Attending to What We Cannot Correct
The fifth graders were on to something, a paradox of sorts. The relief of suffering is one of life’s noblest callings, in which health professionals are privileged to participate. In caring for the sick, we seek to lighten their afflictions, and in so doing we labor on the side of the angels. Yet it would be wrong to say that virtue consists in dodging suffering. To be sure, there would be a certain artfulness in this dodging, but the art of caring, which is the art of “humaning,” consists of something more. Ironically, it is sometimes only in the midst of sorrow that we bring forth the greatest and most inspired truth we have to share. Our curse is, in a sense, also our birthright.

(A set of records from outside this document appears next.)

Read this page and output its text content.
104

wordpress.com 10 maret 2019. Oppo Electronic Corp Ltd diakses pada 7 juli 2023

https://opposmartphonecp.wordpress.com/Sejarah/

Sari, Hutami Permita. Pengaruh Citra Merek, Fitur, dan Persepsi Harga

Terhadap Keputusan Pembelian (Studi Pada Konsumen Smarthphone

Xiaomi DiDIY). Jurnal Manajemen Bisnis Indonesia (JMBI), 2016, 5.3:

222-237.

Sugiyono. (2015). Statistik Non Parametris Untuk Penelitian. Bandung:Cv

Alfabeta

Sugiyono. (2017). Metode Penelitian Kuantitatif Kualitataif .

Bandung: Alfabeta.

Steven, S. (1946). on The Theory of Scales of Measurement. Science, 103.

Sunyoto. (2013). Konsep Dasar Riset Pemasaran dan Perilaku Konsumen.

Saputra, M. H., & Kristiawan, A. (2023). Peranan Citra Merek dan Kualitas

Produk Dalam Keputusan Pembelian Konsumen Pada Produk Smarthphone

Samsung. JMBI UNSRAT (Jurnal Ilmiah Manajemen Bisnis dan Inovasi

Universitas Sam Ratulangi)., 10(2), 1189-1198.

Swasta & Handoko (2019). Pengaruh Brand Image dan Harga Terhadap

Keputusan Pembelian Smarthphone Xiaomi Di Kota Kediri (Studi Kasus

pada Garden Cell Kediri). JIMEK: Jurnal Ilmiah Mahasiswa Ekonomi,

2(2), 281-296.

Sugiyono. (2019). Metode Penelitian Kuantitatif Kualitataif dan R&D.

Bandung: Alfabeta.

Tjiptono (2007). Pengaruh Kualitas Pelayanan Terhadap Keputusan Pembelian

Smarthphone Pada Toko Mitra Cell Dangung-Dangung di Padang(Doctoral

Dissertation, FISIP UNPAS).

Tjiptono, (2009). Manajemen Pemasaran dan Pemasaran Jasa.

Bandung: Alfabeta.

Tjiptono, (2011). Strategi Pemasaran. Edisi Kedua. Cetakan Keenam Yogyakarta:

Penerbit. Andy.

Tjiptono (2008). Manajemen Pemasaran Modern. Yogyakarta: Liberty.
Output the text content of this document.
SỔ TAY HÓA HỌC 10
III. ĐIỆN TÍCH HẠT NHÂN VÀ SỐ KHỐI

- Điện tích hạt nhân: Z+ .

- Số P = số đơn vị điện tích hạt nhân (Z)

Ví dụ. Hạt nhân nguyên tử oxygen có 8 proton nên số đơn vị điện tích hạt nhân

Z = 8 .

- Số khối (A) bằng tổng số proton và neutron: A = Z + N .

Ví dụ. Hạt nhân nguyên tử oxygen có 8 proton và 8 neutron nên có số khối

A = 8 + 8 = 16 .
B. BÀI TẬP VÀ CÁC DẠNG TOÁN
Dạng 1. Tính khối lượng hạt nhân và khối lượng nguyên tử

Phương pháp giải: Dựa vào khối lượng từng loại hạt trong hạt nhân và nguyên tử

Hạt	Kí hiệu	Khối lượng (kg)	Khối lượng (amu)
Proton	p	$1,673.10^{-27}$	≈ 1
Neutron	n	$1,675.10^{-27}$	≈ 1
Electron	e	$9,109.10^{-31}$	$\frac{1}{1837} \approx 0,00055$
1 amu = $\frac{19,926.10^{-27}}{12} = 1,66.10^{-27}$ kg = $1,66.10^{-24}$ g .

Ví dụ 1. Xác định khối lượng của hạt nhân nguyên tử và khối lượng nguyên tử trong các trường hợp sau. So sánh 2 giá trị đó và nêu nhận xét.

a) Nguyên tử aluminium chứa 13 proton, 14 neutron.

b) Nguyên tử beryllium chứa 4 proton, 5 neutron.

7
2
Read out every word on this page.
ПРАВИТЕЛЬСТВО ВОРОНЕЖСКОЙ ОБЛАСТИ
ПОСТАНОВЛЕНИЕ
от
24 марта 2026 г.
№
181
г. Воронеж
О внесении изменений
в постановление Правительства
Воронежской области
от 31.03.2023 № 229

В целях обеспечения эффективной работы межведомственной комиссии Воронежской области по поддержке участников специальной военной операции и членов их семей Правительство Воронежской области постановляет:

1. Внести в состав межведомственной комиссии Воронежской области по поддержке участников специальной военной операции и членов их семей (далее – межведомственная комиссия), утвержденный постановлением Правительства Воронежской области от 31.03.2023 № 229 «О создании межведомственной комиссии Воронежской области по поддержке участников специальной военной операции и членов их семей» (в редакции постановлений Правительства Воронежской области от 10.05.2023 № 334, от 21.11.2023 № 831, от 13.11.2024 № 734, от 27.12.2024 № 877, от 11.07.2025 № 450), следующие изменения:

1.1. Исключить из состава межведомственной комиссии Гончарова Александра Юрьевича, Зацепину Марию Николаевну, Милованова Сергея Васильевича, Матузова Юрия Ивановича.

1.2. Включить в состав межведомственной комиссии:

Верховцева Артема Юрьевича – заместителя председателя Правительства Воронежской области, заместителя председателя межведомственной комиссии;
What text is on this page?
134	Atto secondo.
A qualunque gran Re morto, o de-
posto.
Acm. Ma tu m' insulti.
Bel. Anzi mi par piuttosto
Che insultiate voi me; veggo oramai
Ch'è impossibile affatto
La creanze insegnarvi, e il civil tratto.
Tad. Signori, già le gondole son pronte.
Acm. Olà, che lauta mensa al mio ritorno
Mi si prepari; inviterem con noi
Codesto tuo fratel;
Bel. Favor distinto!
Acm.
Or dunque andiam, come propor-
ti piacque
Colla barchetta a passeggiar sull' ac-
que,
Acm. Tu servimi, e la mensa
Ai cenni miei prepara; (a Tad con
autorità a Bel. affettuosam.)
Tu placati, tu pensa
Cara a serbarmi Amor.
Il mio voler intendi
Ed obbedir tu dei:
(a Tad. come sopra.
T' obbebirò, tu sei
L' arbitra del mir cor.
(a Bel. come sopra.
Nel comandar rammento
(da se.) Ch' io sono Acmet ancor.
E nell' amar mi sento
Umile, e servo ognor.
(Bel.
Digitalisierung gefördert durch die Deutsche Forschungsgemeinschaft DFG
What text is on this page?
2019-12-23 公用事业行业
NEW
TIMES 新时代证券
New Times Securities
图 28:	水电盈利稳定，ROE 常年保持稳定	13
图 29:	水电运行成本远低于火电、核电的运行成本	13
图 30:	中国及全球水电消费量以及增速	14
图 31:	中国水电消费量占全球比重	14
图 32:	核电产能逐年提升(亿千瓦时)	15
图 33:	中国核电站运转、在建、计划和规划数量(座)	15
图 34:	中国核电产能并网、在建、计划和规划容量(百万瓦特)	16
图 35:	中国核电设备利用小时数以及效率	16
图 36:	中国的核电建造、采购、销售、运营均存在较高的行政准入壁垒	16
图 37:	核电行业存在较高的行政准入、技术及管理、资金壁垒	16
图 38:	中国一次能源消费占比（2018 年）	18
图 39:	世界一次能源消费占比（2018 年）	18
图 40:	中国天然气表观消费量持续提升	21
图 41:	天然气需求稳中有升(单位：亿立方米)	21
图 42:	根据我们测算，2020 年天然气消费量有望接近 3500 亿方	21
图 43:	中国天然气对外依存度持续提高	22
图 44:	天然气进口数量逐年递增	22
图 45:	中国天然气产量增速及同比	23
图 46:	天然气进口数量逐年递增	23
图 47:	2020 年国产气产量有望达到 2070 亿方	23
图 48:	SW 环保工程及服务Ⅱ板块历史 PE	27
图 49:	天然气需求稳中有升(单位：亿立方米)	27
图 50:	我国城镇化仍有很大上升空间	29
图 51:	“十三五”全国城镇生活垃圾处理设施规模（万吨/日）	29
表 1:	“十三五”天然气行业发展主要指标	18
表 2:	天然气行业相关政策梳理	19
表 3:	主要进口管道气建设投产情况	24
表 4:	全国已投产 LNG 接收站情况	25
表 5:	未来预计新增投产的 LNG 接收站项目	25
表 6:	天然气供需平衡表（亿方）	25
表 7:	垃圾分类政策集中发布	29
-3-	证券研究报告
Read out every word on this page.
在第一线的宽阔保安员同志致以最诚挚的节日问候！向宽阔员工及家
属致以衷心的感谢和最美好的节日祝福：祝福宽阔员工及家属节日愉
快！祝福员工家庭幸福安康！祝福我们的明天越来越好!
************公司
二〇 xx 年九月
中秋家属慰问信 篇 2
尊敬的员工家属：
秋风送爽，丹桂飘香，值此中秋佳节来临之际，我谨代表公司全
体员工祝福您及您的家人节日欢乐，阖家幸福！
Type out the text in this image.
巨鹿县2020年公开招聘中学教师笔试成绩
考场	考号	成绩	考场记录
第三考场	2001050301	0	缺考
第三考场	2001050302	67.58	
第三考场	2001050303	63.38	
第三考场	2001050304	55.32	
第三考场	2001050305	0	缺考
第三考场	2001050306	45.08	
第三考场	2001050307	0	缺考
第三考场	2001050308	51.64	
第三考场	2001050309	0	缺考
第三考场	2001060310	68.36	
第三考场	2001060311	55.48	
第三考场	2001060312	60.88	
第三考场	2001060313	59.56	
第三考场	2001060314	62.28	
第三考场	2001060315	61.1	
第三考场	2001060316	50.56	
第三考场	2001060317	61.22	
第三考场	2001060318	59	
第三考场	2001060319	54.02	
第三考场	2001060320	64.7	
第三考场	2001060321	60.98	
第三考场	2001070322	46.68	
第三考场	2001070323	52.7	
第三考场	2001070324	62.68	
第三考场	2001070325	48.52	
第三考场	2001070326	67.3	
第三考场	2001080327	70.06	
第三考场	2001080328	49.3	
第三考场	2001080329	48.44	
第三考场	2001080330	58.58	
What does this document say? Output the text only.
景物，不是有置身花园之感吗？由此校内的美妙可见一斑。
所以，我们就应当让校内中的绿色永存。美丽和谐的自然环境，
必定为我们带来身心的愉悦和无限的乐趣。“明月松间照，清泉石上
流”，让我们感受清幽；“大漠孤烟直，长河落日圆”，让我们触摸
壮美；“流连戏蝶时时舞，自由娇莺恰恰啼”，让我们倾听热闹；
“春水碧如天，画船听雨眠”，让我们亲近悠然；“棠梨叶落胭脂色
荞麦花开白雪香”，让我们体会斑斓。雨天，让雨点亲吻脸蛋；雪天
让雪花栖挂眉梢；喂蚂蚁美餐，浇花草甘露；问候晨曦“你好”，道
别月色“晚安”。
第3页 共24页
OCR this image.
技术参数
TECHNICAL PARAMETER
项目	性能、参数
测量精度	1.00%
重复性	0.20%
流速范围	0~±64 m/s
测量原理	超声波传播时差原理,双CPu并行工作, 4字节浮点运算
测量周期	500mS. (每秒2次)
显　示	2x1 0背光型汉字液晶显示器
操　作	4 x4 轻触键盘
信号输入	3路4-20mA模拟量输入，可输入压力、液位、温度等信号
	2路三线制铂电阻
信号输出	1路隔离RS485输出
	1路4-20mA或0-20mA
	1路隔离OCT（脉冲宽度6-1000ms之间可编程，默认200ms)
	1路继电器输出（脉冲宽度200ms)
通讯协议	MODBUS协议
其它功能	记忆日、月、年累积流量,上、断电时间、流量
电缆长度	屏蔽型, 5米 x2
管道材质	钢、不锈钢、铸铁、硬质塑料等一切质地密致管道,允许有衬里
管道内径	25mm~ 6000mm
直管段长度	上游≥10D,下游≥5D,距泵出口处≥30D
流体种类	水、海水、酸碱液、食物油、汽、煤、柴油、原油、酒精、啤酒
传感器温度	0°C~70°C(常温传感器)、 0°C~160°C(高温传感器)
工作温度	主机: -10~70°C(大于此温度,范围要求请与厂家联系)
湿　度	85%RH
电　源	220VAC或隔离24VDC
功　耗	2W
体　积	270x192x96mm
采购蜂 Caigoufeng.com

Just as it would be self-defeating to seek to craft for ourselves a life devoid of all possibility of suffering, we should protect those for whom we care from similar harm. The suffering that we cannot relieve may be every bit as deserving of our attention, perhaps even more so, than the suffering that our magic bullets can vanquish. To make suffering a purely technical problem in order that we may abort it is, in effect, to deny and trivialize life itself. Far from denying suffering by treating only the pain, we should acknowledge it, and even, in a certain sense, embrace it. To inflict suffering would be cruelty but to ignore or deny or trivialize it is no less inhumane, for it blinds us to love, and stifles the human calling to become wiser than we are.